A Different Kind of Conch

May 31, 2010

This isn’t about the kind of conch (pronounced “konk”) we find all around The Bahamas. This is not about that staple of island life (and a staple that’s so popular—but not necessarily so prevalent these days—that it may well need some common sense seasonal protection to bring it back to a state of plentifulness, but that’s another story!). No, this is not about the beautiful pink-lipped mild conch that lives in the grassy sea banks of The Bahamas and tastes great in conch salad, fritters, or pounded thin, battered and fried into cracked conch (can you tell it’s around lunchtime as I type this?) …

This is about conch as a verb.  Something I just discovered thanks to The Art of Eating Magazine.

This amazing independent print magazine (that celebrates all the best in food and wine with in-depth articles about the people, places, traditions, growers, and artisans who produce the freshest and most flavorful fare) introduced me to the term “conch” as it applies to the the fine art of making chocolate ….

Yes. Chocolate! And not just any chocolate. Some of the finest chocolate produced anywhere: Taza Chocolate (where a debate on whether to conch or not conch the chocolate is appropos and just a normal part of chocolate-making lingo!).

What I learned reading the Art of Eating article in Salon.com (click here) is that in chocolate-making “conching” refers to a process by which chocolate’s texture can be smoothed. The original conching machine (developed in 1874) was used to give creamy smoothness to the gritty raw chocolate beans, tempering it for taste and texture.
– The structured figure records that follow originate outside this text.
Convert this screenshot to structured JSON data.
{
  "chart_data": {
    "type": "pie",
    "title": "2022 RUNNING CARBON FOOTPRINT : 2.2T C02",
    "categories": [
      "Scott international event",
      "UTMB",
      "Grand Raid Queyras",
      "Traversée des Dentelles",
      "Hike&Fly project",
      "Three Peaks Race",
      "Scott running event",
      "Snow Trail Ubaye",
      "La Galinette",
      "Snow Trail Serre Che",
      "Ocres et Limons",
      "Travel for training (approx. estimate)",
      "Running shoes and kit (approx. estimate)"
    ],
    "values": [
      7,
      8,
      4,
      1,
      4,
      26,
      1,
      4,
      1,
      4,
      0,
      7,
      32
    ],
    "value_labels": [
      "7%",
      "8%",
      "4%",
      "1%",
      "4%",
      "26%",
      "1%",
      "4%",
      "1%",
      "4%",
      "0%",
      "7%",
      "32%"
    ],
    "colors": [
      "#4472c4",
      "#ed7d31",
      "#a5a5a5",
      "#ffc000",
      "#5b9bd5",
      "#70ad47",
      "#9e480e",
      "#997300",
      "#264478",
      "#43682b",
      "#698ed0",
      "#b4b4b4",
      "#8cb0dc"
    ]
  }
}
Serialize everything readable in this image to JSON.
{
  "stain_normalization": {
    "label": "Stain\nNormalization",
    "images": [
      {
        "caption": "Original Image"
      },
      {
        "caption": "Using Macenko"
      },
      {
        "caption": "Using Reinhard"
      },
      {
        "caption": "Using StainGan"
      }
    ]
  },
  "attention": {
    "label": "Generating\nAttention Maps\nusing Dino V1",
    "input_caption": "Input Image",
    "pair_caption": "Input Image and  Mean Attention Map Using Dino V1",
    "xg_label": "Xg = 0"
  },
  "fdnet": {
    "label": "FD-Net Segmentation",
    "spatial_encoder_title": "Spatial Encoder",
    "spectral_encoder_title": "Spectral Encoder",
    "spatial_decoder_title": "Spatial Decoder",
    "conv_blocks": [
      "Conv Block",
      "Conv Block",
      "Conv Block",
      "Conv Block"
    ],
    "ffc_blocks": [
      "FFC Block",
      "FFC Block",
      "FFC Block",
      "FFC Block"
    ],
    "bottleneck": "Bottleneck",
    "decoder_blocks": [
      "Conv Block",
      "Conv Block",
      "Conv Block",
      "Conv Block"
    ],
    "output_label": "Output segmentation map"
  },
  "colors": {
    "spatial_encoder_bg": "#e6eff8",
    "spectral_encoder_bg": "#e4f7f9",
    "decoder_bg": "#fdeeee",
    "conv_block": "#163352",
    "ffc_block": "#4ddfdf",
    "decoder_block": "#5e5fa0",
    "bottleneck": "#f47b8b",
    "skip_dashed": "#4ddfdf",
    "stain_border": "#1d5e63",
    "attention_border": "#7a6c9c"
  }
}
The original chocolate conching machine was shaped like a seashell, and the name still refers to the chocolate mixture smoothing process that happens in the final stages of any chocolate making.

In the true artistry of chocolate purists who craft from bean to bar, Taza Chocolate is unique because they do not conch. They roast, winnow, grind, temper, and mold their chocolate by hand. And they use only authentic Oaxacan stone mills (instead of steel machine mills) to grind their organic cacao beans on a slightly imperfect surface, which allows small small particles of unrefined cacao to pop with intense uncompromised flavor in the finished chocolate, and to give their bars a distinct granular texture.

Chocolate. I love it all. Conched or not conched. And I’m so happy to know that Taza Chocolate exists, and to learn that something sea-inspired is a part of chocolate making history.

And as is the case with all the good things I blog about here, I’m not selling anything—I’m just having fun sharing some of the inspiring stuff that makes life a little more full of wonder and joy—and handcrafted all organic-ingredient chocolate is right up there near the top of that Sweet Life list.

And now, if you’ll excuse me, I’ll go in search of my copy of one of my most favorite all-time movies: Chocolat! (I’m wondering if there’s a conching machine or grinder anywhere in the background that I didn’t notice before … and even if there isn’t, I just love Johnny Depp in this, don’t you?!)

Indulge! (And share a note about your favorite chocolate-lovin’ treats!)